I see you: Speaking of Amazon, at CES, Amazon-owned Ring brought back the Peephole Cam, a camera that fits over existing door peepholes to record goings-on outdoors, in apartment building hallways and so on. Now starting at $129 -- down from the original price of $199 -- it ships with software that brings its capabilities in line with the rest of Ring’s portfolio, like motion detection and real-time streaming video.
Have an appetite for podcasts to kick off the new year? Good, because TC's serving ’em up like hotcakes. On The TechCrunch Podcast, I talked with Darrell about CES-related AI product announcements while Natasha spoke on the effects of the mass layoffs in tech. Meanwhile, the crew of Equity, TC's startup-focused show, took a look at some early standouts from CES, USV and Doorstead's deals of the week, plus the latest development in the FTX and SBF saga. And last but not least, Found sat down with Brex co-founder and co-CEO Henrique Dubugras to chat about his corporate credit card and expense management startup.

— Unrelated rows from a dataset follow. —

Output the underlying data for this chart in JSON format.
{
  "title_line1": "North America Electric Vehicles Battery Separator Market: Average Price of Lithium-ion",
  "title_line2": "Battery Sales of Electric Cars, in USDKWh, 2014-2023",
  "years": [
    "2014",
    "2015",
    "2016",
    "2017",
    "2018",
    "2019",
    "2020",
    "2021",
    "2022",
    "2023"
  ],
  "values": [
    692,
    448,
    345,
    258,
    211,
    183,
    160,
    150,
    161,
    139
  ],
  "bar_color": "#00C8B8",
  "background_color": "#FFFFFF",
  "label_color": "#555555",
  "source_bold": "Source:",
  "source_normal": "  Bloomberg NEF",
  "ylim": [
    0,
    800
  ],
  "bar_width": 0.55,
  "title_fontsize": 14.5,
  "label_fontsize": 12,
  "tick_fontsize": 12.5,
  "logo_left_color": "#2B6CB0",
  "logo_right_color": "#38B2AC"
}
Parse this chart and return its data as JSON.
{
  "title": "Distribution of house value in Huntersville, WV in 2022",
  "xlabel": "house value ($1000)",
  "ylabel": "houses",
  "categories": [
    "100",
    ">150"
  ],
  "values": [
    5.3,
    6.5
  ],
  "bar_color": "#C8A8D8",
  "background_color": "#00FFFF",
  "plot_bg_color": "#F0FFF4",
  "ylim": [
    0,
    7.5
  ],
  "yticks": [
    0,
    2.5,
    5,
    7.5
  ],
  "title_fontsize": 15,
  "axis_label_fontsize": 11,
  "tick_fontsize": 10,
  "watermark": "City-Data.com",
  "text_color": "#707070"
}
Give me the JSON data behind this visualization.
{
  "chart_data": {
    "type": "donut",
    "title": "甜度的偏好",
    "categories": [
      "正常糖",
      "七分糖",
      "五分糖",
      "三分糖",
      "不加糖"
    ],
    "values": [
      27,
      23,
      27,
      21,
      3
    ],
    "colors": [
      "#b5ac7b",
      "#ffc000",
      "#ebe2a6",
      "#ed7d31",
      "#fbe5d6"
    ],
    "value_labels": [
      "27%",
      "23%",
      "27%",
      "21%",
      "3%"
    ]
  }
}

Don't subscribe to TC+ yet? Shame, ’cause there's great content coming out of there. Some of the most popular this week were:
Fintech predictions and opportunities for 2023: It’s been an eventful year in fintech. The market has fallen a long way from the highs of 2021, and while 2022 was largely about the reset of the funding environment, Victoria predicts 2023 is going to be a year of recalibration for fintech companies. Read her thorough piece for more.
5 failure points between $5M and $100M in ARR: Tracy Young, the former CEO of PlanGrid, a construction app for project managers, breaks down PlanGrid's key failure points and what she's learned from them over the years. As she says in the opening paragraphs: "If these reflections help even one founder make one less mistake, I would consider this effort worthwhile."
Is generative AI already becoming a bubble?: Rebecca surveyed more than 35 investors working in different geographies, investment stages and sectors about how they were feeling about generative AI -- that is, ChatGPT, Stable Diffusion and other tech along those lines. Interestingly, while several investors said they were bullish on the new tech overall, they also admitted that the sector was likely to get lost in its own hype.